What is Staking Crypto and How Does it Work in 2022?
Want to know what staking crypto is? Like many
other things in the crypto ecosystem, staking isn’t a familiar term to the
majority of the world.
Before crypto enthusiasts and companies
overwhelm you with this term, let’s quickly understand what staking crypto is.
What is Staking Crypto?
Image via Wizardia
In layman’s terms, staking is similar to a
savings account in which you lock up your crypto holdings to earn rewards.
Does this mean that the rewards you earn
function like bank interest?
Not at all. There is a lot going on behind the
scene.
The reason you earn rewards on
staking crypto is that your blockchain platform puts the crypto you
lock into work.
Cryptocurrencies that allow staking work on a
Proof of Stake “consensus mechanism,” which is a process of authenticating the
blockchain transactions. The crypto you stake in becomes part of this process.
The key to understanding what staking crypto is is to know more about Proof of Stake.
What is a Proof of Stake?
Before you understand Proof of Stake, you need
to get familiar with a legacy blockchain consensus mechanism called Proof of
Work.
With Proof of Work, a blockchain network uses
a considerable amount of processing power to validate transactions between
crypto owners and make sure that nobody can spend the same crypto coins twice.
This process involves ‘miners’ from across the
world that compete on an infrastructure basis to solve cryptographic puzzles.
The winner gets the right to add the verified block to the chain and receives
crypto rewards in return.
The proof of Work concept is excellent for
simple blockchains like Bitcoin. But for complex blockchains that facilitate a
huge variety of applications, Proof of Work can be an expensive trait.

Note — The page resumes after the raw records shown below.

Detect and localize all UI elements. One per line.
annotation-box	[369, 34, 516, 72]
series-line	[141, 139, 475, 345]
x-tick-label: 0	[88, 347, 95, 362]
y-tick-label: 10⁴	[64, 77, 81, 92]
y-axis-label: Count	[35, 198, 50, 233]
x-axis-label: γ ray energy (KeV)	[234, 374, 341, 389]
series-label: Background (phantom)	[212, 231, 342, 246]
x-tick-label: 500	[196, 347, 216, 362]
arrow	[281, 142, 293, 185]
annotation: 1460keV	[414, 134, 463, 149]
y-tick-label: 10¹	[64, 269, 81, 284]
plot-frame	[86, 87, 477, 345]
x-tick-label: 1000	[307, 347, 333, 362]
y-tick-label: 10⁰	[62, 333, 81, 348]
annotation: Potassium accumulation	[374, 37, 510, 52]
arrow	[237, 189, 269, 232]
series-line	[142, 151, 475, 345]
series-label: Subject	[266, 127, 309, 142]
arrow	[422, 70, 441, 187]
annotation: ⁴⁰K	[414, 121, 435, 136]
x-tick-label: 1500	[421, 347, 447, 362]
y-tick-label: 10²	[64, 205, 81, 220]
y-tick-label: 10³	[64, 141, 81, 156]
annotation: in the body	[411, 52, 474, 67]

This is where the latest consensus mechanism,
Proof of Stake, comes in.
With Proof of Stake, the transactions are
verified by the people who have invested in the blockchain via staking.

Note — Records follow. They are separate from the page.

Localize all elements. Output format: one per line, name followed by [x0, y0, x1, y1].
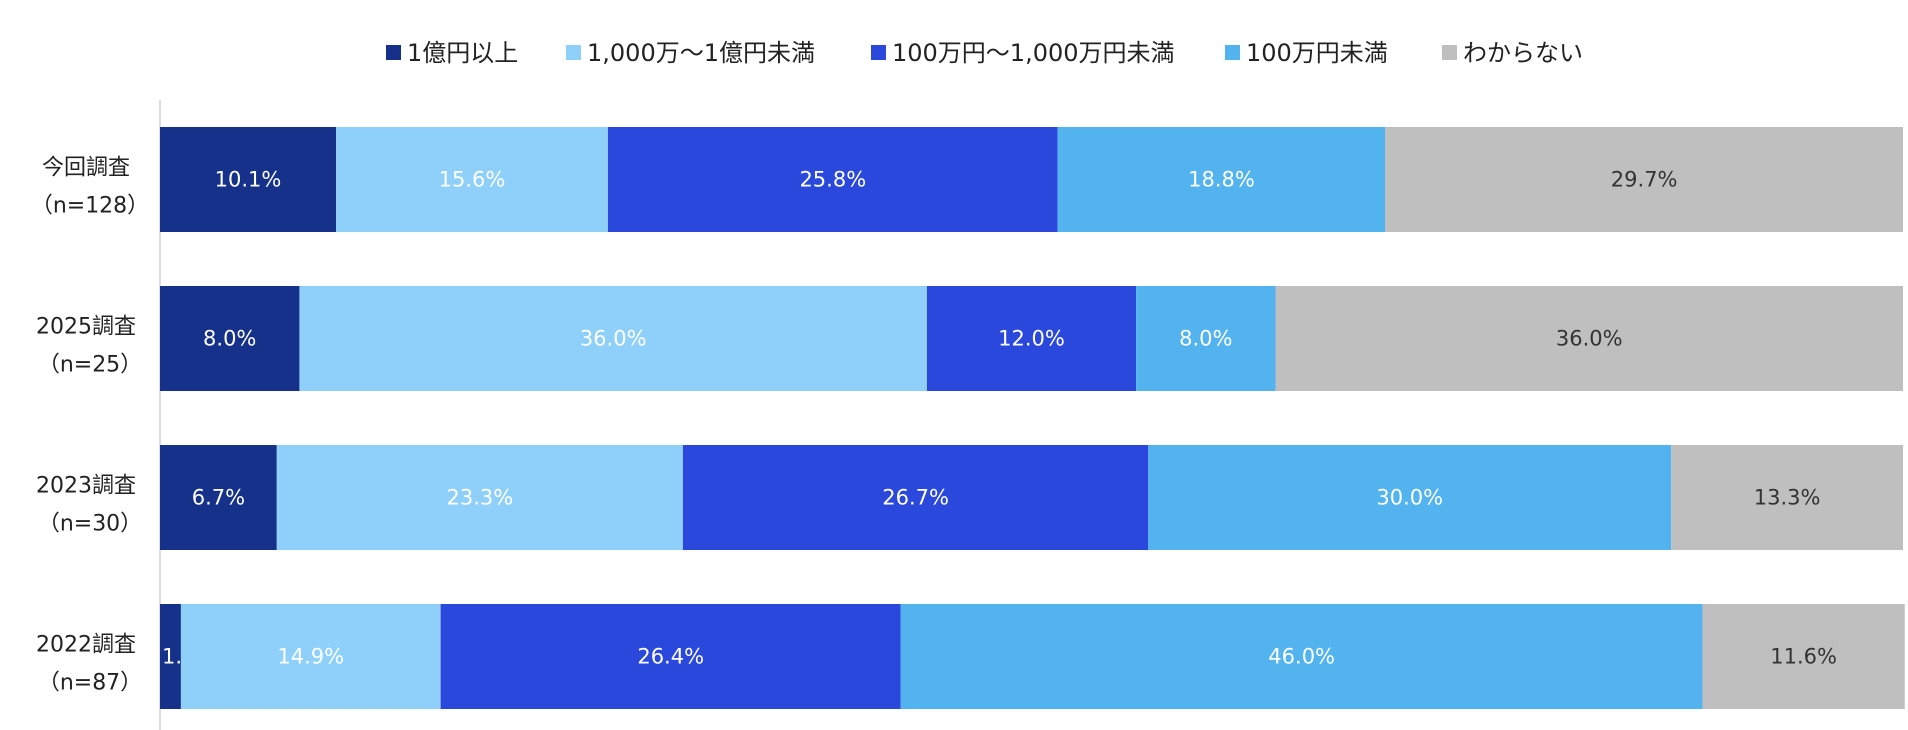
legend-swatch [1442, 45, 1457, 60]
bar-row: 10.1% 15.6% 25.8% 18.8% 29.7% [160, 127, 1903, 232]
legend-label: 100万円～1,000万円未満 [892, 39, 1175, 67]
category-label-line2: （n=30） [38, 512, 142, 537]
category-label-line1: 2025調査 [36, 315, 136, 340]
data-label: 15.6% [439, 168, 506, 192]
data-label: 26.7% [882, 486, 949, 510]
bar-segment [276, 445, 683, 550]
data-label: 10.1% [215, 168, 282, 192]
category-label: 2022調査 （n=87） [36, 633, 142, 696]
legend-swatch [871, 45, 886, 60]
bar-segment [440, 604, 901, 709]
category-label: 今回調査 （n=128） [31, 156, 149, 219]
data-label: 8.0% [203, 327, 256, 351]
bar-segment [926, 286, 1137, 391]
legend-swatch [566, 45, 581, 60]
data-label: 23.3% [446, 486, 513, 510]
bar-segment [160, 604, 181, 709]
data-label: 18.8% [1188, 168, 1255, 192]
bar-segment [682, 445, 1149, 550]
bar-segment [1702, 604, 1905, 709]
bar-segment [160, 127, 337, 232]
legend-label: 100万円未満 [1246, 39, 1388, 67]
bar-row: 6.7% 23.3% 26.7% 30.0% 13.3% [160, 445, 1903, 550]
legend-item: 1億円以上 [386, 39, 518, 67]
category-label-line1: 今回調査 [42, 156, 130, 181]
category-label-line2: （n=87） [38, 671, 142, 696]
data-label: 6.7% [192, 486, 245, 510]
category-label: 2025調査 （n=25） [36, 315, 142, 378]
legend-item: わからない [1442, 39, 1583, 67]
category-label-line1: 2022調査 [36, 633, 136, 658]
data-label: 25.8% [799, 168, 866, 192]
data-label: 14.9% [277, 645, 344, 669]
category-label: 2023調査 （n=30） [36, 474, 142, 537]
data-label: 30.0% [1376, 486, 1443, 510]
legend-label: 1,000万～1億円未満 [587, 39, 815, 67]
category-label-line2: （n=128） [31, 194, 149, 219]
bar-segment [180, 604, 441, 709]
legend-item: 100万円未満 [1225, 39, 1388, 67]
bar-segment [1136, 286, 1276, 391]
chart-legend: 1億円以上 1,000万～1億円未満 100万円～1,000万円未満 100万円未満 わ… [386, 39, 1583, 67]
data-label: 29.7% [1611, 168, 1678, 192]
legend-item: 1,000万～1億円未満 [566, 39, 815, 67]
legend-label: わからない [1463, 39, 1583, 67]
legend-item: 100万円～1,000万円未満 [871, 39, 1175, 67]
bar-segment [1275, 286, 1903, 391]
category-label-line1: 2023調査 [36, 474, 136, 499]
legend-swatch [1225, 45, 1240, 60]
category-labels: 今回調査 （n=128） 2025調査 （n=25） 2023調査 （n=30） 2022調… [31, 156, 149, 696]
bar-segment [1671, 445, 1903, 550]
bar-segment [1148, 445, 1672, 550]
bar-segment [1385, 127, 1903, 232]
bar-segment [336, 127, 608, 232]
bar-segment [160, 445, 277, 550]
bar-segment [299, 286, 927, 391]
bar-row: 8.0% 36.0% 12.0% 8.0% 36.0% [160, 286, 1903, 391]
data-label: 46.0% [1268, 645, 1335, 669]
category-label-line2: （n=25） [38, 353, 142, 378]
data-label: 36.0% [1556, 327, 1623, 351]
bar-segment [607, 127, 1058, 232]
data-label: 8.0% [1179, 327, 1232, 351]
bar-segment [160, 286, 300, 391]
data-label: 36.0% [580, 327, 647, 351]
data-label: 13.3% [1754, 486, 1821, 510]
data-label: 11.6% [1770, 645, 1837, 669]
bar-row: 1.2%14.9%26.4%46.0%11.6% [160, 604, 1905, 709]
legend-swatch [386, 45, 401, 60]
bars-group: 10.1% 15.6% 25.8% 18.8% 29.7%8.0% 36.0% 12.0% 8… [160, 127, 1905, 709]
data-label: 26.4% [637, 645, 704, 669]
bar-segment [1057, 127, 1386, 232]
data-label: 12.0% [998, 327, 1065, 351]
bar-segment [900, 604, 1703, 709]
legend-label: 1億円以上 [407, 39, 518, 67]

What staking is to Proof of Stake is mining to
Proof of Work. Where in mining, the right to add a block is awarded to the one
who solves the puzzle first, in staking, the right is given to those who have
staked more crypto for a longer period of time.
The staked crypto acts as a guarantee of the
legitimacy of the blocks the users add to the chain.
Pros of Staking Crypto
Staking brings a plethora of benefits for
crypto owners. Following are the pros of staking crypto:
●
Staking is the most
straightforward way to earn rewards on cryptocurrency
●
Unlike mining, staking doesn’t
require expensive infrastructure
●
When you stake, you basically
contribute to keeping your cryptocurrency network safe and secure
●
Staking is greener than mining
The earnings from staking depend on the type
of cryptocurrency you’re dealing with. Generally, less-popular and new
cryptocurrencies offer a high return on staking, whereas popular and reliable
cryptocurrencies offer fewer returns.
Following are the general annual average yield
(AAY) for some renowned cryptocurrencies:
●
Ethereum - 4.33%
●
Solana - 5.17%
●
Cardano - 4.99%
●
Avalanche - 8.95%
●
Polkadot - 14%
●
BNB Chain - 7.05%
The reward percentages keep changing. You can
check for the latest ones here - Staking Rewards
Cons of Staking Crypto
There are a few risks associated with staking
crypto:
●
As cryptocurrency prices are
volatile and can go down instantly, your staked coins will also suffer losses;
they are prone to price fluctuations.
●
Generally, crypto platforms
require investors to stake their assets for a specific period. Unfortunately,
this means that you lose the liquidity of your crypto assets.
●
As staked crypto are prone to
price fluctuations, you cannot withdraw and sell them at the time when prices
start to fall.
Get Started with Crypto Staking
Staking crypto is a green practice to validate transactions. Long-term investors should definitely consider staking their crypto to earn additional rewards and benefits.